Me refiero a los Programas de Formación que se asumen como asuntos claves en los Planes Estratégicos, con el objetivo de la actualización conceptual y tecnológica del personal para mantener a la empresa competitiva…

Pero, quitando las excepciones, lo normal es que los programas de formación se realizan solo cuando las cosas van bien y hay superávit… Pero cuando, por alguna razón, bajan los ingresos y se inicia un programa de reducción de costos, lo primero y más fácil de cortar, es precisamente, el programa de formación, que se para por falta de presupuesto.

Y en realidad se ahorra el dinero que se debe pagar por la participación de las personas clave en los seminarios planificados en el plan estratégico, pero se pierde el valor agregado, mucho mayor, que resulta de no aplicar en los procesos y la organización, lo que no se aprende, porque se corto el programa de formación… Y así, se continua trabajando con ineficiencias, pérdidas y desperdicios que se entienden como normales y se cree que como su valor está incluido en los precios, no pasa nada…

¿Qué hacen en las empresas europeas?  Lo primero, cuando se intuye que las cosas pueden ir mal, se analizan las causas y el programa de formación se reconduce para aprender nuevos conocimientos o reforzar las habilidades en los asuntos específicos para mejorar los procesos y la organización. Otro asunto primordial, es que se analiza el contenido del curso, la capacidad del ponente, sus conocimientos prácticos y la experiencia en los temas que expone y explica.

De mis 30 años en Europa, entre Alemania y España, aprendí que los cursos por cortos o largos que sean deben ser prácticos, útiles y rentables. Prácticos quiere decir, aplicables inmediatamente.
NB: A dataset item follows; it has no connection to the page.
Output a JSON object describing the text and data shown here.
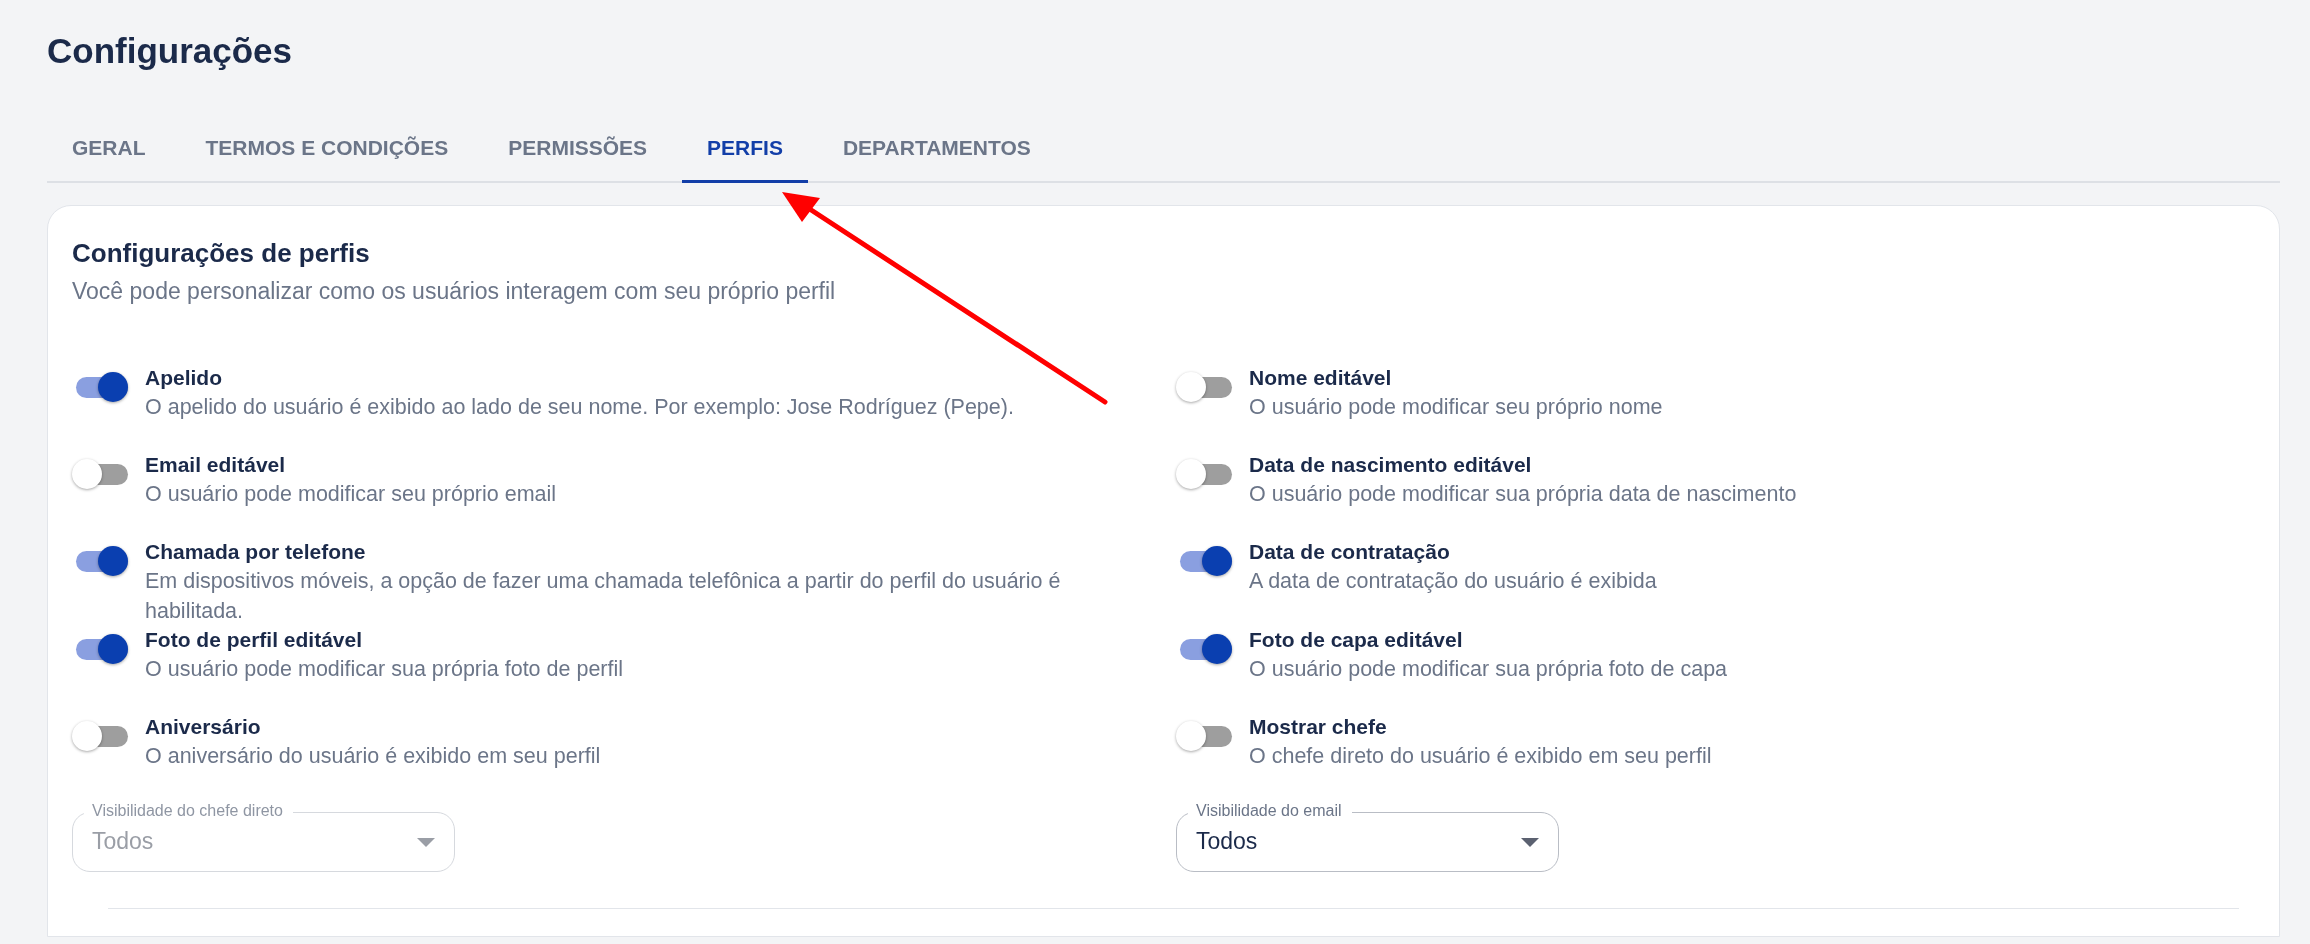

Útiles, que respondan a las necesidades de la empresa, y rentables, que sirvan para mejorar la calidad, la productividad, o para reorientar el pensamiento y la conducta de los empleados, como por ejemplo, que entiendan muy bien y apliquen los conceptos básicos del tema al que se refiere el seminario.
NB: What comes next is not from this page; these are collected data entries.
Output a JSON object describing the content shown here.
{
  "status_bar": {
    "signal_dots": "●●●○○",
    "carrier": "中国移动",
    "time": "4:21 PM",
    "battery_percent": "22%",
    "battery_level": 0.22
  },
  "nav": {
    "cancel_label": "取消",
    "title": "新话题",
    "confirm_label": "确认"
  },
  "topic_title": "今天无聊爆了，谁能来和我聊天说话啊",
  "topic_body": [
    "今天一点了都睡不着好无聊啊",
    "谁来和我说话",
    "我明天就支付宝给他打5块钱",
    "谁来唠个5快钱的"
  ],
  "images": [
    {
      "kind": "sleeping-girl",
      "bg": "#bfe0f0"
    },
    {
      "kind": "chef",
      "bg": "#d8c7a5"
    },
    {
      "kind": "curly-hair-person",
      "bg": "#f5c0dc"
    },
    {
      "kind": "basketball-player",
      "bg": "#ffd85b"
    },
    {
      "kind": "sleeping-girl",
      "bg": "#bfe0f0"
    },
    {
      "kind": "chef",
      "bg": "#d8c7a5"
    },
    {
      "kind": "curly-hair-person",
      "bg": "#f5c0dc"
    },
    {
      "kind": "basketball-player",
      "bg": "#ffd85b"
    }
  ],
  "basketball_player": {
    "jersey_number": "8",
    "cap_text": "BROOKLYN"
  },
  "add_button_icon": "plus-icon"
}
Después de participar en un seminario por el que la empresa ha pagado, se le pide al empleado que haga un informe e indique qué se puede aplicar de lo aprendido, cómo se puede adaptar lo que aprendió a las condiciones de la empresa o qué necesita para iniciar unas pruebas en su área de trabajo…

También lo importante en los seminarios, no son los coffee breaks, ni los almuerzos, sino el contenido del curso… Y es bastante normal, que al iniciar los cursos indiquen los lugares donde los participantes pueden comer por su cuenta y les dicen la hora en que continuará el curso por la tarde. Tampoco es permitido estar respondiendo mensajes con el Smartphone, se pide que los apaguen y que aprovechen las pausas para sus asuntos personales…

Concluyendo, si su empresa tiene como aspecto importante de su plan estratégico “desarrollar un programa de formación”, entre más a la medida sea, mucho mejor, pues aquí le servirá para mejorar desde adentro y compensar el estancamiento de la economía.

Todas las empresas necesitamos crecer y una alternativa es invirtiendo en la formación adecuada de las personas idóneas, para hacer más eficientes los procesos administrativos, logísticos y de producción y así transformar los cientos de dólares de la participación en un curso, en muchos miles en efectos directos e indirectos…

Espero que estas reflexiones sirvan para focalizar mejor los planes de formación y en lugar de plantearlos como gasto reducible, entenderlo como una inversión que se debe rentabilizar, preparando mejor al personal y eficientando los procesos para disponer de una mejor capacidad de respuesta.